When you spend your days on the road as a truck driver, it’s understandable that having a comfortable and convenient sleeper compartment ranks as a high priority. Yet when many long-haul trucks are parked and idling for extensive periods of time, it becomes a challenge to maintain driver comfort and minimize fuel use. In fact, long-haul Class 8 trucks use approximately 7% of their fuel for rest period idling, consuming more than 667 million gallons of fuel each year nationwide.

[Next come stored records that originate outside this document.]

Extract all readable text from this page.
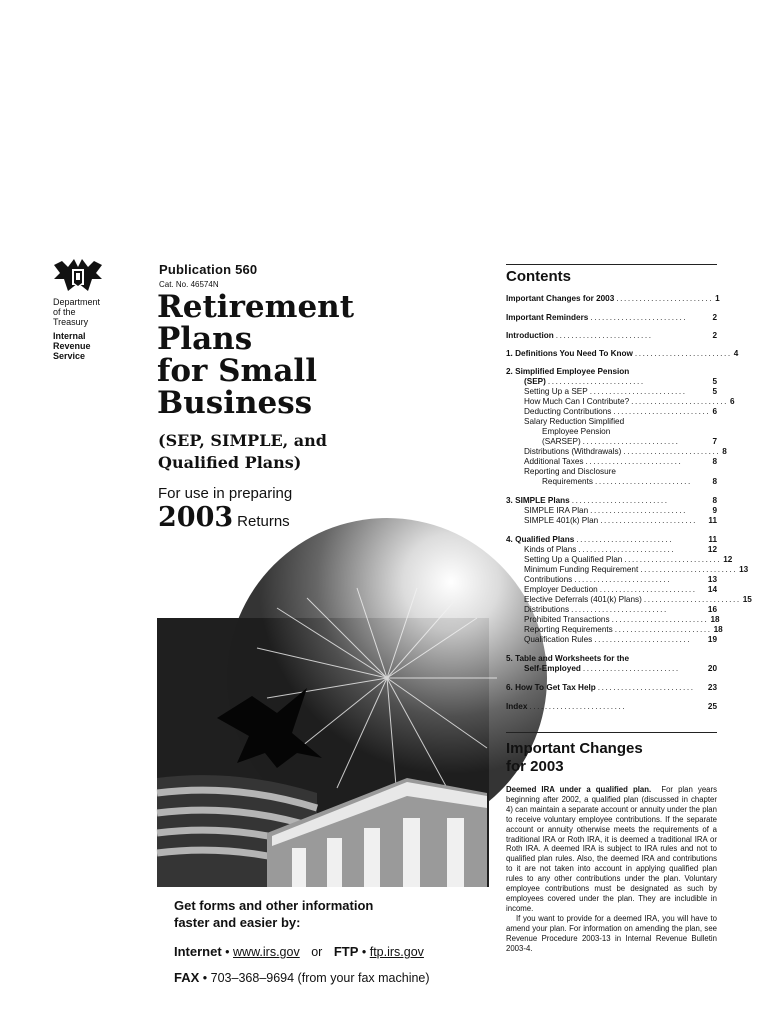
Department
of the
Treasury
Internal
Revenue
Service
Publication 560
Cat. No. 46574N
Retirement
Plans
for Small
Business
(SEP, SIMPLE, and
Qualified Plans)
For use in preparing
2003 Returns
Get forms and other information
faster and easier by:
Internet • www.irs.gov or FTP • ftp.irs.gov
FAX • 703–368–9694 (from your fax machine)
Contents
Important Changes for 2003 ......................... 1
Important Reminders .........................	2
Introduction .........................	2
1. Definitions You Need To Know ......................... 4
2. Simplified Employee Pension
(SEP) .........................	5
Setting Up a SEP .........................	5
How Much Can I Contribute? ......................... 6
Deducting Contributions ......................... 6
Salary Reduction Simplified
Employee Pension
(SARSEP) .........................	7
Distributions (Withdrawals) ......................... 8
Additional Taxes .........................	8
Reporting and Disclosure
Requirements .........................	8
3. SIMPLE Plans .........................	8
SIMPLE IRA Plan .........................	9
SIMPLE 401(k) Plan .........................	11
4. Qualified Plans .........................	11
Kinds of Plans .........................	12
Setting Up a Qualified Plan ......................... 12
Minimum Funding Requirement ......................... 13
Contributions .........................	13
Employer Deduction .........................	14
Elective Deferrals (401(k) Plans) ......................... 15
Distributions .........................	16
Prohibited Transactions ......................... 18
Reporting Requirements ......................... 18
Qualification Rules .........................	19
5. Table and Worksheets for the
Self-Employed .........................	20
6. How To Get Tax Help .........................	23
Index .........................	25
Important Changes
for 2003

Deemed IRA under a qualified plan. For plan years beginning after 2002, a qualified plan (discussed in chapter 4) can maintain a separate account or annuity under the plan to receive voluntary employee contributions. If the separate account or annuity otherwise meets the requirements of a traditional IRA or Roth IRA, it is deemed a traditional IRA or Roth IRA. A deemed IRA is subject to IRA rules and not to qualified plan rules. Also, the deemed IRA and contributions to it are not taken into account in applying qualified plan rules to any other contributions under the plan. Voluntary employee contributions must be designated as such by employees covered under the plan. They are includible in income.

If you want to provide for a deemed IRA, you will have to amend your plan. For information on amending the plan, see Revenue Procedure 2003-13 in Internal Revenue Bulletin 2003-4.
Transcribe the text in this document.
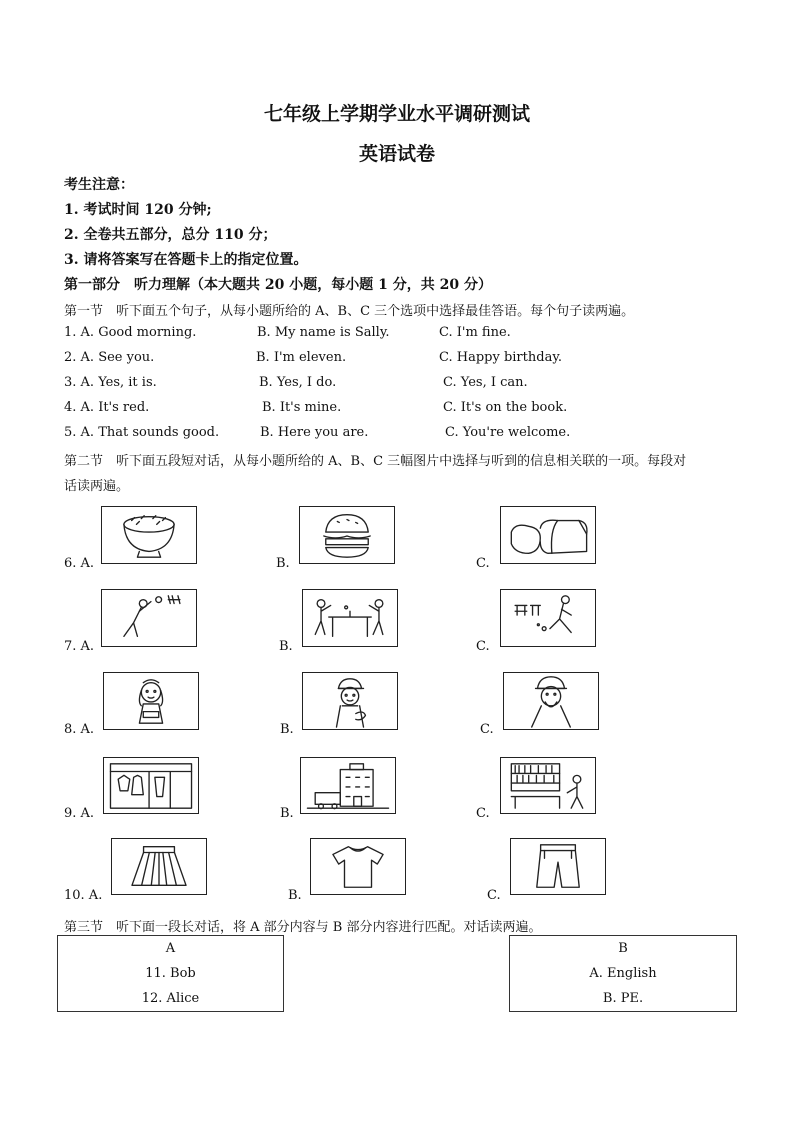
七年级上学期学业水平调研测试
英语试卷
考生注意：
1. 考试时间 120 分钟;
2. 全卷共五部分，总分 110 分；
3. 请将答案写在答题卡上的指定位置。
第一部分　听力理解（本大题共 20 小题，每小题 1 分，共 20 分）
第一节　听下面五个句子，从每小题所给的 A、B、C 三个选项中选择最佳答语。每个句子读两遍。
1. A. Good morning.	B. My name is Sally.	C. I'm fine.
2. A. See you.	B. I'm eleven.	C. Happy birthday.
3. A. Yes, it is.	B. Yes, I do.	C. Yes, I can.
4. A. It's red.	B. It's mine.	C. It's on the book.
5. A. That sounds good.	B. Here you are.	C. You're welcome.
第二节　听下面五段短对话，从每小题所给的 A、B、C 三幅图片中选择与听到的信息相关联的一项。每段对
话读两遍。
6. A.	B.	C.
7. A.	B.	C.
8. A.	B.	C.
9. A.	B.	C.
10. A.	B.	C.
第三节　听下面一段长对话，将 A 部分内容与 B 部分内容进行匹配。对话读两遍。
A
11. Bob
12. Alice
B
A. English
B. PE.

Enter the Complete-Cab Truck Climate Control Package—an integrated suite of climate control reduction technologies developed by researchers at the National Renewable Energy Laboratory (NREL). The innovative package, which was recently featured in an Automotive Engineering article, includes a combination of Thinsulate insulation, ultra-white paint, and advanced window shades designed to complement a battery-powered auxiliary heating, ventilation, and air conditioning (HVAC) unit. The combined system can save 774 gallons of fuel annually per truck. Depending on the drive cycle and idling time, it has the potential for full payback in about three years.
“The project goal was to reduce cab thermal loads to enable smaller, lighter, and more cost-effective idle-off climate control equipment,” explained NREL Researcher Jason Lustbader, who heads up the lab’s heavy-duty vehicle thermal management research.
These combined thermal solutions reduced the air conditioning load by 35.7% and the heating load by 43%, with an even more impressive 53% reduction in heat-transfer coefficient when another layer of advanced insulation was added. Modeling with NREL’s CoolCalc load-estimating software showed major reductions in battery capacity requirements and improvement in air conditioning performance.
“Combining thermal load reduction technologies with battery electric air conditioning can improve system payback period and performance, providing fleet owners with additional economic motivation to adopt the technology,” Lustbader said.